There is already a large literature on the topic of the relationship between violence and religion, and a subset of that focuses on Islam. In Violence in the Name of God: The Militant Jihadist Response to Modernity, Joel Hodge shows that he has read that literature thoroughly and he interacts with it at a high level of sophistication, utilizing his deep familiarity with René Girard’s mimetic theory to introduce a distinctive approach. Hodge focuses on three main subjects: modernity, victimhood identity, and an idolatrous understanding of God. Regarding modernity, the author argues that the secularization of the modern West, along with the legacies of colonialism, have produced a toxic brew against which some persons within the Muslim world have reacted in a psychologically unbalanced way. To the extent that the West has desacralized public life, privatized religion, liberated women from sexism, and unleashed the sexual revolution, these aspects of the contemporary scene are experienced as a direct assault on the traditional Muslim worldview.
Given the immense reach of Western culture and its spread around the world, the West has been perceived as an existential threat by many thinkers and leaders in the Muslim world, who have sought to foment a reaction against this threat. The key Girardian concept here is “rivalry,” placed now on what Girard called a “planetary scale.” There is within the logic of rivalry an in-built tendency to escalate to the extremes, which means to justify any and all violence that is carried out in the cause of re-sacralizing the world. As many commentators on Christian fundamentalism have pointed out, that is a modern phenomenon that arose in reaction to theological liberalism. Hodge is analyzing, at great depth, the parallel phenomenon of Muslim fundamentalism, which is not only a war of ideas within the Muslim world, but also a literal war with weapons between the extremists in the Muslim world and the representatives of the West.
Regarding victimhood identity, the author summarizes Girard’s historical account of the rise of “concern for victims” in the Abrahamic tradition, and notes that this can be very easily used as a pretext for engaging in violence against “victimizers” in defense of “victims.” As Girard said, “The victims most interesting to us are those who allow us to condemn our neighbors; and our neighbors do the same.” The current fashion is for people to be “atrocity collectors,” selectively compiling a list in one’s head of all of the slain who belong to one’s own tradition. It is now, within modernity, a necessity for all political actors to claim that their actions are justified as a defense of victims, and the irony of victimizing others on that basis is a thought that the most radicalized persons cannot entertain without having their ideology implode.
The third major theme, developed toward the end of the book, concerns the “vertical,” the ideas about God that are developed by the jihadists. These ideas fit Girard’s description of idolatry—a humanly generated image of God who commands and justifies violence against all of those who can be labelled as infidels. This phenomenon has clear parallels in Christian history, of course, as in the burning of heretics at the stake or the organization of Crusades to the Holy Land, which is an aspect of the past that is still part of our present. Hodge argues, clearly and convincingly, that the beating heart of jihadism is a particular diseased theology; it is the present reviewer’s belief that the most effective critique of this idolatry will come from Islam’s own leaders. This is a struggle for hearts and minds that needs to be won by the moderates, the irenicists, within the Muslim-majority sphere. A work such as the present book can be read by such moderates and used to provide helpful ideas and strategies. In this sense, the author’s careful avoidance of Christian apologetics in exactly the correct approach to take. The key distinction that can be made in all traditions is between “the sacred,” which foments violence, and “the holy,” which uses forgiveness to break out of the cycle of reciprocal violence.

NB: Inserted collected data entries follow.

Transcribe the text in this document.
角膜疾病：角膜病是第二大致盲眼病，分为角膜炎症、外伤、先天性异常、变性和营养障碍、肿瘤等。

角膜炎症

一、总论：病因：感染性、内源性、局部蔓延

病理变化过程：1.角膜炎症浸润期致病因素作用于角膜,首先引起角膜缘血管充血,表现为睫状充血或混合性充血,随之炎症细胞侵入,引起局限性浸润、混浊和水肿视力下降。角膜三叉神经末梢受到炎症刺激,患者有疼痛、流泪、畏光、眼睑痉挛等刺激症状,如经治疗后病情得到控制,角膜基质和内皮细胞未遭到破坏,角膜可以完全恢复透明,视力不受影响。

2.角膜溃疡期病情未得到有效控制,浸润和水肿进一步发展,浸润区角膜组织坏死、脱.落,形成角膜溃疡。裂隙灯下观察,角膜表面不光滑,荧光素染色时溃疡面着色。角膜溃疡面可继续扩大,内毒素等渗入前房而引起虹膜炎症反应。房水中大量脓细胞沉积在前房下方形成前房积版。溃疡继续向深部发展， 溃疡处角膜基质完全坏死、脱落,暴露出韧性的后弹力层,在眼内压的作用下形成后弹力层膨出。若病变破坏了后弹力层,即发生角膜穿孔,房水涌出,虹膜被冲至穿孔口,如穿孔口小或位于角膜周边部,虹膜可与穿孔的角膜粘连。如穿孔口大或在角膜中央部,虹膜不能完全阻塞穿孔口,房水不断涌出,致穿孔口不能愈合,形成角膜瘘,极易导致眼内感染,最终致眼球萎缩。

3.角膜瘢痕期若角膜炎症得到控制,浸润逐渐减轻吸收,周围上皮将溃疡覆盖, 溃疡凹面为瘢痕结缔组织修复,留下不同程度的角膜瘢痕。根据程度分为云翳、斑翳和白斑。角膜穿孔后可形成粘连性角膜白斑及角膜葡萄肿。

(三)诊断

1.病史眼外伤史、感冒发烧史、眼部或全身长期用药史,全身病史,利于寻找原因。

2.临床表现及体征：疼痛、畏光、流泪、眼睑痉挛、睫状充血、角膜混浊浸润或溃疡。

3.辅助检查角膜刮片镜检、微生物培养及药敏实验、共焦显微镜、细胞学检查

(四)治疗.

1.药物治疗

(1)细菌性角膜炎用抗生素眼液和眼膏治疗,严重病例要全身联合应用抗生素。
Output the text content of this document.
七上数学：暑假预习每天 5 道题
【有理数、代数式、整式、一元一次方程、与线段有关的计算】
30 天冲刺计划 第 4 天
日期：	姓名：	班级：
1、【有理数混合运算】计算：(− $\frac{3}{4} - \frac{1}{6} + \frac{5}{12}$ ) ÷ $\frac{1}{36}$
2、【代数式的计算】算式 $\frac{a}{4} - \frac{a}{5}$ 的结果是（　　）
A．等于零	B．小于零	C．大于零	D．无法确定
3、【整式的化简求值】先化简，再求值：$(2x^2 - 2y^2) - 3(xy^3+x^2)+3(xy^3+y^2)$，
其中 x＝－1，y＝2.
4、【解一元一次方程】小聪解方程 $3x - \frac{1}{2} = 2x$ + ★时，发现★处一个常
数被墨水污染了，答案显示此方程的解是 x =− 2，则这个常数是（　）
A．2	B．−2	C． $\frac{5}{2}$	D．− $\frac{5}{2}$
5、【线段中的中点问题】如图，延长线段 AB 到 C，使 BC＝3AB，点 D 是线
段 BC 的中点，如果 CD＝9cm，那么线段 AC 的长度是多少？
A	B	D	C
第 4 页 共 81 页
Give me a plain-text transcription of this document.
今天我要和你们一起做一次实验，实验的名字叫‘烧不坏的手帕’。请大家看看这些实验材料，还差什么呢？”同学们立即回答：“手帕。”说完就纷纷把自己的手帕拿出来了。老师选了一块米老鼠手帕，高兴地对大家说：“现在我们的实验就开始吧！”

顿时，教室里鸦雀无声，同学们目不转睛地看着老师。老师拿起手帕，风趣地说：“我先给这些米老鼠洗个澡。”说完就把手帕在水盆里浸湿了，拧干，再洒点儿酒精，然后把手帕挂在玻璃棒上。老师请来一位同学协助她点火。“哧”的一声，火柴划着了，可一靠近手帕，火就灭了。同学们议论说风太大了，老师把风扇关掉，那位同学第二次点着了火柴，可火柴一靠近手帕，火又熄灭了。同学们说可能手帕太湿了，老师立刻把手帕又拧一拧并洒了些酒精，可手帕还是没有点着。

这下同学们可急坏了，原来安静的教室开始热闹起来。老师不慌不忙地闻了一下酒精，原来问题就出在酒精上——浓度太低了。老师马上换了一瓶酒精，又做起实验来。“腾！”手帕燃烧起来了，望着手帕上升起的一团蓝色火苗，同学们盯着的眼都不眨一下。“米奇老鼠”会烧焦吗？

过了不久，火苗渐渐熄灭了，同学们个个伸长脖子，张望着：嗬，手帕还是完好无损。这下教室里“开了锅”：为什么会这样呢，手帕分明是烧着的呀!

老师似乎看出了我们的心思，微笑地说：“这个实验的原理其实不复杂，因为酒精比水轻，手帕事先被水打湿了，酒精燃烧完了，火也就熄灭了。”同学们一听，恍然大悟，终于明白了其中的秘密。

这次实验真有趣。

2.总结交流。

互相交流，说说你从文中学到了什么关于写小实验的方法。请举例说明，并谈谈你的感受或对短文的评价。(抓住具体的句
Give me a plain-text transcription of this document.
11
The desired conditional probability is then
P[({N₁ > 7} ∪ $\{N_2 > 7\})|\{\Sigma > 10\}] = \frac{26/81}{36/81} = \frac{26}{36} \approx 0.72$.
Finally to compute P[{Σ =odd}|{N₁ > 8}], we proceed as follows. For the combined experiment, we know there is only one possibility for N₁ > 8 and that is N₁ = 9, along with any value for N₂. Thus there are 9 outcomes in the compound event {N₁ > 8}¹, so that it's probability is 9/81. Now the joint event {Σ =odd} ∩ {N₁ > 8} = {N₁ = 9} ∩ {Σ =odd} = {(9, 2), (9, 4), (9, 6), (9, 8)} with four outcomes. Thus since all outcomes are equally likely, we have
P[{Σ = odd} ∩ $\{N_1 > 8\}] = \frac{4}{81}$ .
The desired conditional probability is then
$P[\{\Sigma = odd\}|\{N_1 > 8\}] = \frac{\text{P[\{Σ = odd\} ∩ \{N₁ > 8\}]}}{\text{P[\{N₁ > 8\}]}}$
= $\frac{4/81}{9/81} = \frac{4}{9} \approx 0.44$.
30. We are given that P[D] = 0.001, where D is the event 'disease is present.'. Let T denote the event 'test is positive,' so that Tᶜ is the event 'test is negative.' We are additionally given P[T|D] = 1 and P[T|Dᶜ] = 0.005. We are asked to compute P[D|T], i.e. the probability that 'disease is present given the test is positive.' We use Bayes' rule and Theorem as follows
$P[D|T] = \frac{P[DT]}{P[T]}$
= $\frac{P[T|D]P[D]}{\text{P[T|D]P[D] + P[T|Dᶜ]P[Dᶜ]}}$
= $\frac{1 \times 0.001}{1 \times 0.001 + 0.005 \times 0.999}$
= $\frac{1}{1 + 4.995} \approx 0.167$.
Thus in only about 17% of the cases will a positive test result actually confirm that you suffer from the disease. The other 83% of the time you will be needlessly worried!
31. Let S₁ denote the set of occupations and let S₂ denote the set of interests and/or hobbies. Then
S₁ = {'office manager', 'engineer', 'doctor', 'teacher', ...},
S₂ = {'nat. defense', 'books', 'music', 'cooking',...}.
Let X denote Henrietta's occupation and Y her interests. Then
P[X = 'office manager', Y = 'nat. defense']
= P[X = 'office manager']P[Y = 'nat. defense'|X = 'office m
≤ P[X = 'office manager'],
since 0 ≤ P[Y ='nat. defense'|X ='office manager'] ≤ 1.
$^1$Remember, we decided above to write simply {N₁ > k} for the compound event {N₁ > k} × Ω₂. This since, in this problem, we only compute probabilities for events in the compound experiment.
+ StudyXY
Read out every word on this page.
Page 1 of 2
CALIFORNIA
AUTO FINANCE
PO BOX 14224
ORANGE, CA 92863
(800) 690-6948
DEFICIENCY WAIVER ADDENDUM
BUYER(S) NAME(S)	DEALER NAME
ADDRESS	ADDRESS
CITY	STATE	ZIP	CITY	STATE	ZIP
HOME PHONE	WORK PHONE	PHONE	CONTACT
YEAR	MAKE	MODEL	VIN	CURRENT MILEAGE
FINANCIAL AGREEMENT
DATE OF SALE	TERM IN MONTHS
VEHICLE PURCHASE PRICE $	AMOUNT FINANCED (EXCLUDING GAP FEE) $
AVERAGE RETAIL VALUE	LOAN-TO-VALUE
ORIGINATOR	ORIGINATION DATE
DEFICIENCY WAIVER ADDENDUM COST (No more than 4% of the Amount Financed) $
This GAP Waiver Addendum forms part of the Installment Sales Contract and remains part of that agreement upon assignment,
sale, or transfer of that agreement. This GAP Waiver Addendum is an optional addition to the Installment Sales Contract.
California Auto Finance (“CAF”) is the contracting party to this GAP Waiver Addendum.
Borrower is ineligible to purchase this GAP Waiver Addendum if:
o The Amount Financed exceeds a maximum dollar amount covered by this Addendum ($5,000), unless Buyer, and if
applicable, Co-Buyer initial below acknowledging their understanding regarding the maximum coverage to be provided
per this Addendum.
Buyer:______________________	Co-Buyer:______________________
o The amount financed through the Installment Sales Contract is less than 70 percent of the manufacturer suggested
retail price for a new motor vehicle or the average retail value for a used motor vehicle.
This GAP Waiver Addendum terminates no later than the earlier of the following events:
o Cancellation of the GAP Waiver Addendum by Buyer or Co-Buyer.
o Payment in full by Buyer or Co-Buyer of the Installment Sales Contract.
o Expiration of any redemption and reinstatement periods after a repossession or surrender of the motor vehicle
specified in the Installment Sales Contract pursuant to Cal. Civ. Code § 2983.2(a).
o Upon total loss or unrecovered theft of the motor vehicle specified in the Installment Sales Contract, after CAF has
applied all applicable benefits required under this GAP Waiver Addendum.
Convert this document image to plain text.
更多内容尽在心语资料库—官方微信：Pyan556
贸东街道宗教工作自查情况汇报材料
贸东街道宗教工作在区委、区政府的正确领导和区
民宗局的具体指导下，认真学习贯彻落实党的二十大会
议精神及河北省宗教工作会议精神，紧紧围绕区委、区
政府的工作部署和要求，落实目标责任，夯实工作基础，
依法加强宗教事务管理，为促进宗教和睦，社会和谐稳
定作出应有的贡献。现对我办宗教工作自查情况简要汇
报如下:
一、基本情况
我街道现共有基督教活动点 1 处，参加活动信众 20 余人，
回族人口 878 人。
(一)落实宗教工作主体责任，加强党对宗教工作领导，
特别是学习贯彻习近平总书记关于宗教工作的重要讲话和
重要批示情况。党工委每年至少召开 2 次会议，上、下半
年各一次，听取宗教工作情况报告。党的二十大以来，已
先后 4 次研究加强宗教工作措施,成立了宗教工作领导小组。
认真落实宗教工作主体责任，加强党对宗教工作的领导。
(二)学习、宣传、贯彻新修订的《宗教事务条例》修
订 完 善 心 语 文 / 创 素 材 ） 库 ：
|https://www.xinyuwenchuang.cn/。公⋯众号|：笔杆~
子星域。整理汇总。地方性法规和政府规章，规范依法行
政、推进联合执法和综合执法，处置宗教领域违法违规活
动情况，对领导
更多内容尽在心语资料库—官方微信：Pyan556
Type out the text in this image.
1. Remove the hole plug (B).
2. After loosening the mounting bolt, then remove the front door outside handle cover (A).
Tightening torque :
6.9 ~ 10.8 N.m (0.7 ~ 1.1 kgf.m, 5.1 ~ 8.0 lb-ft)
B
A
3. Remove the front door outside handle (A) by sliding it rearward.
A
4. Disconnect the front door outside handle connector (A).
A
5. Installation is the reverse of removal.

On a minor note of criticism, the author could have benefitted from including within his research Barry Cooper’s New Political Religions (University of Missouri Press, 2005), which treats the same phenomena, but using the lens of Eric Voegelin’s thought instead of Girard’s. Ruth Stein’s For Love of the Father (Stanford University Press, 2009) is also very thought-provoking, in its psychological analysis of the diseased verticality of the 9/11 hijackers. There is also a substantial literature within Islam itself that seeks to counter jihadist violence by arguing that is based on a perverted interpretation of the Qu’ran. The author could have brought this literature in more fully, but perhaps that will be an agenda for future work.
Overall, this is a superb book, well worth reading by anyone who is interested in developing a deeper understanding of how Muslim extremists can become derailed in the particular way their tradition allows for, and by anyone who wants to see René Girard’s thought applied to the topic of Islamist violence, which Girard treated only briefly before his death in 2015.
Charles K. Bellinger is associate professor of theology and ethics at Brite Divinity School.